Ya era muy tarde cuando su padre se dignó a abrir la puerta de su habitación. Olivia se encontraba arropada en la cama, dándole la espalda, apenas con la cabeza sobresaliendo debajo de la manta.
Lo escuchó acercarse despacio. Sintió el peso de su cuerpo sentándose al filo de la cama. Una mano acarició sus cabellos con la punta de los dedos como si acariciara la más fina de las sedas y luego sus labios se posaron en un costado de la frente de la muchacha.
El conde permaneció quieto unos segundos. Luego se levantó y abandonó la habitación.
Hasta ese momento, Olivia había contenido la respiración hasta llegar a sentir una presión dolorosa en el pecho. En parte por la tristeza que le producía la traición que estaba a punto de cometer.
Pero acaso... ¿no la había traicionado él también?
Por lo menos, ella lo hacía por una causa noble.
Esperó un tiempo prudencial antes de saltar de la cama y comenzar a sacar de un arcón la ropa de hombre que utilizaba para entrenar con la espada y el arco. Debajo de la cama había dejado preparada la alforja que contenía una cantimplora de cuero, alguna prenda más de ropa, las sobras de su cena que apenas había tocado y un estrujado mapa que su padre le había regalado alguna vez con la promesa incumplida de llevarla a recorrer el reino.
Pensar que ni siquiera la había llevado a visitar el Lago del Dragón Azul que se encontraba nada más que a dos días de viaje a caballo. Para ser la heredera del Guardián del Círculo, poco conocía del mundo más allá del castillo. Debía agradecer que por lo menos le estaba permitido entrenar, aunque de nada le valieran sus habilidades si la mantenían confinada como una triste damisela. Ella quería poner en práctica todo lo que había aprendido y esta iba a ser su oportunidad.
Por último, tomó la pequeña daga que Cormac, el capitán de la guardia, le había regalado en caso de emergencias y se la llevó hasta la nuca para cortar la pesada trenza que no tardó en caer al suelo.
Se sacudió el pelo y se miró en el espejo. Si su doncella la hubiera visto se hubiera caído muerta ahí mismo. La futura princesa se había esfumado. Sus mechones desflecados y desiguales apuntaban en todas direcciones, como si se tratara de una bestia que había sido liberada de su cautiverio.
Escondió la trenza entre los vestidos que nunca más usaría. Guardó la daga en la funda que colgaba de su cinturón y se puso encima una gruesa capa de invierno. No había tenido oportunidad de recuperar sus armas de práctica que habían quedado guardadas en la armería pero se las tendría que arreglar. Se colgó la alforja y respiró hondo antes de apoyar sus dedos sobre la pared para dibujar la llave del pasadizo.
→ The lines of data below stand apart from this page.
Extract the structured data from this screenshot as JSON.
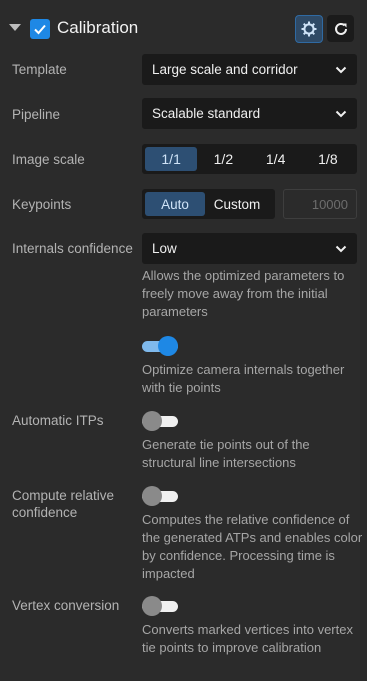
{
  "header": {
    "title": "Calibration",
    "checked": true
  },
  "template": {
    "label": "Template",
    "value": "Large scale and corridor"
  },
  "pipeline": {
    "label": "Pipeline",
    "value": "Scalable standard"
  },
  "image_scale": {
    "label": "Image scale",
    "options": [
      "1/1",
      "1/2",
      "1/4",
      "1/8"
    ],
    "selected": "1/1"
  },
  "keypoints": {
    "label": "Keypoints",
    "auto_label": "Auto",
    "custom_label": "Custom",
    "selected": "Auto",
    "placeholder": "10000"
  },
  "internals_confidence": {
    "label": "Internals confidence",
    "value": "Low",
    "help": "Allows the optimized parameters to freely move away from the initial parameters"
  },
  "optimize_internals": {
    "on": true,
    "help": "Optimize camera internals together with tie points"
  },
  "automatic_itps": {
    "label": "Automatic ITPs",
    "on": false,
    "help": "Generate tie points out of the structural line intersections"
  },
  "relative_confidence": {
    "label": "Compute relative confidence",
    "on": false,
    "help": "Computes the relative confidence of the generated ATPs and enables color by confidence. Processing time is impacted"
  },
  "vertex_conversion": {
    "label": "Vertex conversion",
    "on": false,
    "help": "Converts marked vertices into vertex tie points to improve calibration"
  },
  "colors": {
    "accent": "#1e88e5",
    "panel": "#2b2b2b",
    "field": "#1a1a1a",
    "selected_segment": "#2d4f73"
  }
}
Eldrin la había instruido en el intrincado diseño de las rutas secretas dentro del castillo que habían sido creadas un siglo atrás por el primer conde de Rocasombra como vía de escape en caso de una invasión. Desde la última guerra sólo se utilizaban para tomar atajos ya que los sellos protectores de los magos bastaban para repeler cualquier ofensiva proveniente del exterior.
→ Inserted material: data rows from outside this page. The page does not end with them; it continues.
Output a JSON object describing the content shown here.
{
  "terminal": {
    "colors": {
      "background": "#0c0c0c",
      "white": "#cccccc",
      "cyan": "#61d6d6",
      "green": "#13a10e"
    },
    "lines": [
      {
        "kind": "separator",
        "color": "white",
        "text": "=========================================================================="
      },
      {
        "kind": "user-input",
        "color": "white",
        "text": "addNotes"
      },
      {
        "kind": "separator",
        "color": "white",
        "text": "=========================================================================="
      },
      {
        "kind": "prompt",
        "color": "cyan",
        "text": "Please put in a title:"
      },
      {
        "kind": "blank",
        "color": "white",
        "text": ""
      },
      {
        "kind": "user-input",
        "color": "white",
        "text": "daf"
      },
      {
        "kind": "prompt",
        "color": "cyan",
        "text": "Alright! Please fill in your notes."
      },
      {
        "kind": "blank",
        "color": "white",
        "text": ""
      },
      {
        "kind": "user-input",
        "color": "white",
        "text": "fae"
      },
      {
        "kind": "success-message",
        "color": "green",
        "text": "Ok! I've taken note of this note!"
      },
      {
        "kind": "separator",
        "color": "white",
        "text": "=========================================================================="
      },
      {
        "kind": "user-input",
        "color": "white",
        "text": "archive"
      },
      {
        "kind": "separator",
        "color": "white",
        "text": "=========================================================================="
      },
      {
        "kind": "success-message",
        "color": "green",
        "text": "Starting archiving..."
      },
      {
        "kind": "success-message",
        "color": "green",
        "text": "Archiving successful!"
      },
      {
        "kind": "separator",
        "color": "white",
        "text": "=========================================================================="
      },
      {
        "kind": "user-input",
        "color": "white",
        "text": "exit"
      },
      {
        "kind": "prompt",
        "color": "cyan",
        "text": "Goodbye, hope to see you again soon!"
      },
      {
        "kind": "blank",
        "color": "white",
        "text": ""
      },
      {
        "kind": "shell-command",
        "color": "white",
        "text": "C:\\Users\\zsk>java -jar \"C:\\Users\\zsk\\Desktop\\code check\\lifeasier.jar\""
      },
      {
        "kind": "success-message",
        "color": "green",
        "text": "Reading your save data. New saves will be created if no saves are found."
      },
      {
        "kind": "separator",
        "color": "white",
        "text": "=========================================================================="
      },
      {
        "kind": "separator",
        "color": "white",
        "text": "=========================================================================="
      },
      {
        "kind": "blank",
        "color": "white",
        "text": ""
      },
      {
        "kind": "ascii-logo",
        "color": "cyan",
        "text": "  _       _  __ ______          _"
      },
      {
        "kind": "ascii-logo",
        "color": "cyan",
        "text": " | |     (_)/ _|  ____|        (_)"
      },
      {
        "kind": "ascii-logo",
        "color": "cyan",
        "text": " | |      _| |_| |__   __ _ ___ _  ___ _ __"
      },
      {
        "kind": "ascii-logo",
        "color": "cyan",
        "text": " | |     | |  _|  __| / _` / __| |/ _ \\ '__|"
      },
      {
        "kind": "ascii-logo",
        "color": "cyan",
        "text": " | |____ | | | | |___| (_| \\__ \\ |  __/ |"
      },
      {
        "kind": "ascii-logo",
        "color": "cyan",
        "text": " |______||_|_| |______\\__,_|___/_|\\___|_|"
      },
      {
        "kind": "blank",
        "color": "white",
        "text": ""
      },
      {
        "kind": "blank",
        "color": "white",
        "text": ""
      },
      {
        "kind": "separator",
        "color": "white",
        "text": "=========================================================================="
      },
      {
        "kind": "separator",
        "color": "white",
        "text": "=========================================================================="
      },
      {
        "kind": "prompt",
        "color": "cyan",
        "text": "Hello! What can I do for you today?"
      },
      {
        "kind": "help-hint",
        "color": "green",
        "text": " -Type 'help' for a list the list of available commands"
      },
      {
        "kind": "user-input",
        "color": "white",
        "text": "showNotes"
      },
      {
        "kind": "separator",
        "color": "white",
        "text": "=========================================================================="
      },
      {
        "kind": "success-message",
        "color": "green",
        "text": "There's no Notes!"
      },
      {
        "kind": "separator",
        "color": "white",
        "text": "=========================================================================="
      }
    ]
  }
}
Pero esos eran tiempos de paz y nadie esperaba ser atacado, por lo que su padre había ordenado bloquear la mayoría de los pasadizos temiendo que su hija se perdiera dentro de ellos. No había servido de nada al final porque él nunca se había imaginado que Eldrin pudiera llevarle la contraria hasta ese punto.
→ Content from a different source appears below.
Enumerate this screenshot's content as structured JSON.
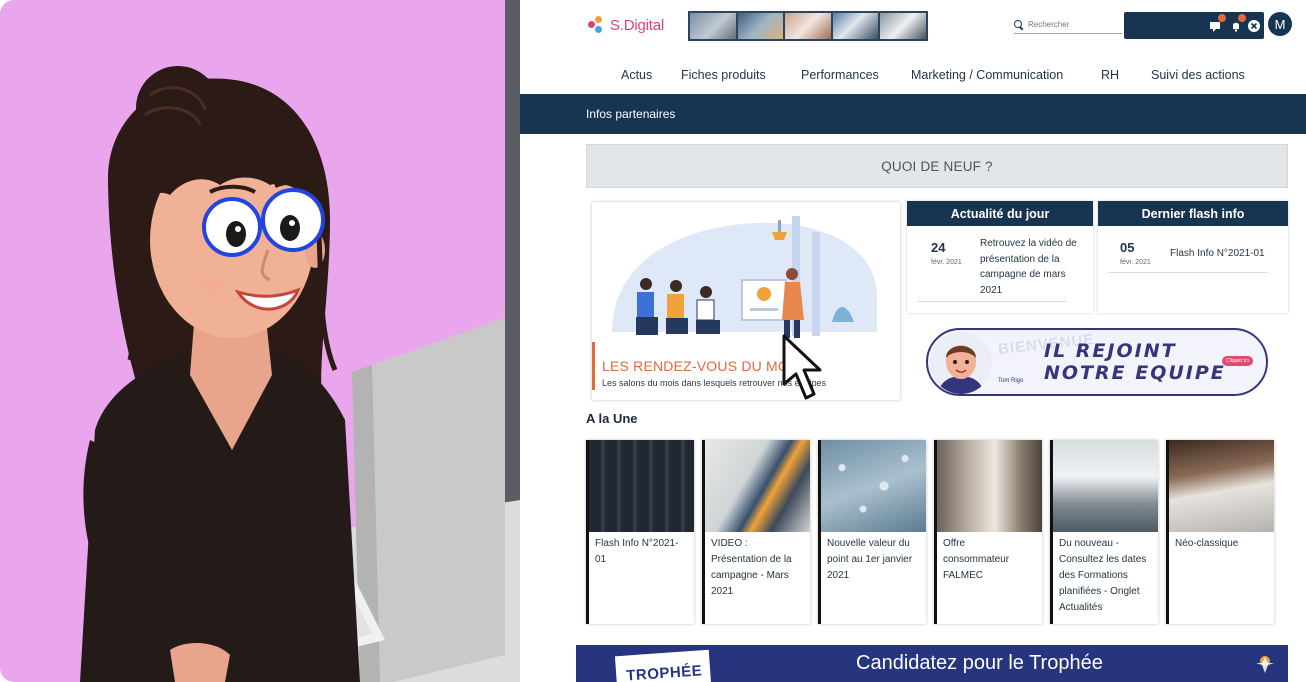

Las llaves fueron los primeros sellos que el mago le enseñó a dibujar. Primero con la pluma practicando sobre hojas de pergamino para memorizarse sus formas, luego con los dedos en distintas superficies. Algún día sería capaz que hacerlos aparecer con su sola voluntad pero por ahora eso era más que suficiente. Se internó en el largo y oscuro pasadizo que no tardó en bifurcarse en varias direcciones, todas conocidas para ella, ya que aquel había sido su lugar de juegos preferido, sobre todo durante las largas ausencias de su padre mientras realizaba sus recorridos por el Círculo. Su única aventura, pensó con nostalgia.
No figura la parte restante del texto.